An jenem 27. Juni 2011 sagte CM Punk also einfach ganz viele der Dinge, die ihn störten. Dass er die Idee hasse, dass John Cena der Beste sei. Dass er trotz Top-Leistung nicht vorankomme. Dass The Rock ihm den Platz im Main Event von WrestleMania geklaut habe. Dass sich Vince McMahon nur mit Arschkriechern umgebe. Und dass sich die Firma nicht einmal nach McMahons Tod bessern würde, weil dessen idiotische Familie um Stephanie McMahon und Triple H den Laden dann übernehme.

„Pipe Bomb“: CM Punk „wollte Kunstwerk schaffen“ – Vince McMahon war „nicht böse“

Rumms! CM Punk überschritt eine rote Linie nach der anderen, und obwohl er ganz offensichtlich auch seiner Heel-Rolle gerecht werden wollte und die eine oder andere Fan-Beleidigung unterbrachte, traf er bei unzähligen Zuschauern einen Nerv. Kayfabe? Gibt Wichtigeres! Punk sprach den Fans aus der Seele, die sich schon lange Veränderungen bei der WWE wünschten, setzte sich quasi an die Spitze einer Anti-Same-Old-Shit-Bewegung. Das war großes Kino, intensiv, klug, bedeutsam. Bis heute bleiben viele der Inhalte aktuell, CM Punk und die „Pipe Bomb“-Promo haben aber längst Kultstatus erreicht.

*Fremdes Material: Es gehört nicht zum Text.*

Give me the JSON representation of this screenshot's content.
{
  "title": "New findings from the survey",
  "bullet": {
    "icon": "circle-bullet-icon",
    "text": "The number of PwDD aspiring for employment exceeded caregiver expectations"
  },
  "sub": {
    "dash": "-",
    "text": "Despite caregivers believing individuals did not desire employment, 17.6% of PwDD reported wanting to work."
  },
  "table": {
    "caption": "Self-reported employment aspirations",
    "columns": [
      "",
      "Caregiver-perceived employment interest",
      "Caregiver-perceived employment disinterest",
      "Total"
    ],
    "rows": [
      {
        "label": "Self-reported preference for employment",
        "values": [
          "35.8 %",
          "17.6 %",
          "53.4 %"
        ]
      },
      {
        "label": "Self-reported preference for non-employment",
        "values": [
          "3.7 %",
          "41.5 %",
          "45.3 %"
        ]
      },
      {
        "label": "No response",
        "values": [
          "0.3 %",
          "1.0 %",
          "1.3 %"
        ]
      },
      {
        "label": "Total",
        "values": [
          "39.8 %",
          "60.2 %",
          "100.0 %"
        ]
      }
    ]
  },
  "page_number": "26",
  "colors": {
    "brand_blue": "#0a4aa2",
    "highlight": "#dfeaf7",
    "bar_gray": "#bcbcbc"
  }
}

„Ich wollte eine Art von Kunstwerk schaffen, für das ich all das sagen musste, darum habe ich es getan“, sagt der Wrestling-Superstar. „Also habe ich ihm [McMahon, Anm. d. Red.] einen falschen Entwurf gegeben und absegnen lassen, habe ‚Ja, okay‘ gesagt, als er noch vorgeschlagen hat, dass ich mich noch über seine Tochter Stephanie lustig machen sollte – und hab dann was anderes gemacht.“ Mit Konsequenzen vom Boss? Offenbar weniger. „Weil das, was ich gemacht habe, gut war, war er nicht böse“, behauptet Punk. Tatsächlich hatte er für mächtig Aufsehen gesorgt – und das ist im Wrestling schließlich so etwas wie eine Währung. Bei WWE Money in the Bank 2011 drei Wochen später wurde CM Punk erstmals zum WWE Champion gekrönt.